6661 sayılı kanunun teşviki, puanlık teşvik veya asgari ücret desteği olarak da bilinir. Bir işveren, işyerinde çalıştırdığı asgari ücretlilerin toplam gününü belli bir puanla çarpar. Çıkan rakam ödeyeceği prim tutarından mahsup edilir. Örneklemek gerekirse, bir işyerinde Ocak ayında çalışan 5 asgari ücretli, 2 diğer ücretli personel olsun. Asgari ücretli 5 personelden 1’i rahatsızlığı sebebiyle tüm ay çalışmazken, diğer tüm personeller 30 gün boyunca tam çalışmış olsun. İşveren, sigorta primini öderken 120 x 5 = 600 TL prim indirimi alır. Bu teşvikte, diğer teşviklerde de olduğu gibi işverenin vadesi geçmiş borcunun olmaması gerekir. Ayrıca bu teşvik, tahakkuk esnasında değil ödeme esnasında çıkar. Bildirgelerin gönderilmesi esnasında teşvik tutarı görülemez. Ancak ödeme yapılırken teşvik tutarı görülebilir. Bu bağlamda, Ocak ayında personellerden elde etmiş olduğunuz asgari ücret indirimi tutarından Şubat ayında faydalanabilirsiniz.
Yukarıda verilen 5 rakamı 2019 için geçerlidir. Normal şartlar altında 2020 yılında bu teşviğin kalkması beklenirken, içinde bulunduğumuz virüs sebebiyle istihdamın azalmaması için devam ettirilmesi kararı alınmış ve 2.5 TL’ye düşürülmüştür. Bu açıdan baktığınız zaman, tam ay çalışan bir asgari ücretli personel için 75 TL indirim alınabilecektir.
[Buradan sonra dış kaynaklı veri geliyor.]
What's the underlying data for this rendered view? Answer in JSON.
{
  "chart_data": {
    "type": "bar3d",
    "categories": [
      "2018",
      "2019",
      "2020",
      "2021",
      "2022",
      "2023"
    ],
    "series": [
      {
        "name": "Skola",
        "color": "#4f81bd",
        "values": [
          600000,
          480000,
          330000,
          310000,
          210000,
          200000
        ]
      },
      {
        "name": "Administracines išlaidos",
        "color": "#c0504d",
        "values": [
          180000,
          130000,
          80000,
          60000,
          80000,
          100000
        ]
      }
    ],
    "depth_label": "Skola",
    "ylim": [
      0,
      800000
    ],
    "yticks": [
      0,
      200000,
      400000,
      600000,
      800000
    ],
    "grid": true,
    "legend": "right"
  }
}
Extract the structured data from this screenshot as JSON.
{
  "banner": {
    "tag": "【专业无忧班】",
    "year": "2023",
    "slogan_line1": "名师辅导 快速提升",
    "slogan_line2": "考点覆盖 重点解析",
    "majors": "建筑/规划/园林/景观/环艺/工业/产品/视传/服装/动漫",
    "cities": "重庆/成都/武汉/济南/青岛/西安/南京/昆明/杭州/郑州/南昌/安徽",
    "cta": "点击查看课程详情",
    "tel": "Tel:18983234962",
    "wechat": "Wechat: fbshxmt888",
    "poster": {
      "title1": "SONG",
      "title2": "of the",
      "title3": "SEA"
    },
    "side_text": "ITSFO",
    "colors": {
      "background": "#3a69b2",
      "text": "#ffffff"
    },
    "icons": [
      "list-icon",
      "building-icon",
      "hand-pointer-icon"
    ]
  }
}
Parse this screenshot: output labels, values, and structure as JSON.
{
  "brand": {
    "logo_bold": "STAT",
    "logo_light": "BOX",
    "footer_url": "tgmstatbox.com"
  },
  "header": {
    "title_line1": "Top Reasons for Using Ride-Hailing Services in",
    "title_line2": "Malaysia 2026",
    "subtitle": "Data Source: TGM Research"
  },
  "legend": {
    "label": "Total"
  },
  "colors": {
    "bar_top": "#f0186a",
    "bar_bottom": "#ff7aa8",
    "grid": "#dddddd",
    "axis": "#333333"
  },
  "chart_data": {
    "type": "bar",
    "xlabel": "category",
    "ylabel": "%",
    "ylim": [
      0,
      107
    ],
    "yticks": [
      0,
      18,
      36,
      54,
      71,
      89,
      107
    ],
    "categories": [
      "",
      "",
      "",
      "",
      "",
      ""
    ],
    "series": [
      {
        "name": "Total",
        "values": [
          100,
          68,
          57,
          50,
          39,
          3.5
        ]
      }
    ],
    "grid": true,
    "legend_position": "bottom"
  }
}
17103 – 27103 Sayılı Kanun Teşviki

Bu teşvik 4447 İlave İstihdam teşviki olarak da bilinir. 17103 sayılı kanundan yalnızca imalat ve bilişim sektörü yararlanabilir. Diğer sektörler 27103 sayılı kanun kapsamında değerlendirilir. Başlıca şartı, 6111 sayılı kanun teşviğinde olduğu gibi ortalama sayı esas alınır. Yalnızca ortalama sayının üstünde kalan personeller bu teşvikten yararlanabilecektir. Yine aynı şekilde, işe giren personelin daha önce bu teşvikten yararlandırılmamış olmasına dikkat edilmelidir. Daha önce yararlandırılmış olan personel, tekrar aynı teşvikten yararlandırılamaz. Ayrıca, daha önce teşvikten yararlandırılmamış olsa dahi, personelin son 3 ay içinde 10 günden fazla sigortalı günü olmaması gerekir. Burada hedeflenen, uzun süre işsiz kalmış personellerin istihdamını sağlamaktır. Diğer tüm teşviklerde olduğu gibi bu teşvikte de işverenin SGK’ya borcunun olmaması gerekir. 27103 veya 17103 sayılı kanunlarla teşvikten yararlanmak için, 6111 sayılı kanundaki gibi son 6 aya değil bir önceki yılın ortalamasına bakılır. Ayrıca bir işyerinin bu teşvikten yararlanabilmesi için sigorta dosyası açılışının üzerinden en az 3 ay geçmiş olması gerekmektedir.
Bu ilave istihdam desteği süreli bir destek, 2020 yılın sonunda biteceği yetkililerce belirtildi. Fakat elbette diğer tüm teşviklerde olduğu gibi uzama ihtimali olabilir. İstihdam için gerçekten etkili oldu -her ne kadar bu durumu kötü amaçla kullanıp eşini dostunu sigortalı gösteren işyerleri olsa dahi-. Ancak son zamanlarda yaşadığımız pandemi durumu devleti de yormuş durumda ve özellikle Sosyal Güvenlik Kurumu zor zamanlar yaşamaktadır. Teşvik verilmesi işveren ve işçi için iyi olabilir, ancak bu durum devleti zora sokacaksa sosyal refah yine düşecek, işveren ve işçinin teşviklerle kuşatılmasının hiçbir önemi kalmayacaktır.
Bu tarz teşviklerde, devlet indirim veya istisna verirken SGK’nın işsizlik fonunda birikmiş olan paraya dayanarak karar alır. İşsizlik fonunda işçilerin güvenliği için biriken bu para, işçinin istihdamı için yeniden piyasaya sürülür.
İlave istihdam teşviğinde sigorta primlerine ek olarak işçiden kesilen vergilerde de indirim olabilir. Gelir vergisi ve damga vergisinde indirim de sağlanabilir.
4447 sayılı kanunu daha detaylı incelemek isterseniz buradan ulaşabilirsiniz.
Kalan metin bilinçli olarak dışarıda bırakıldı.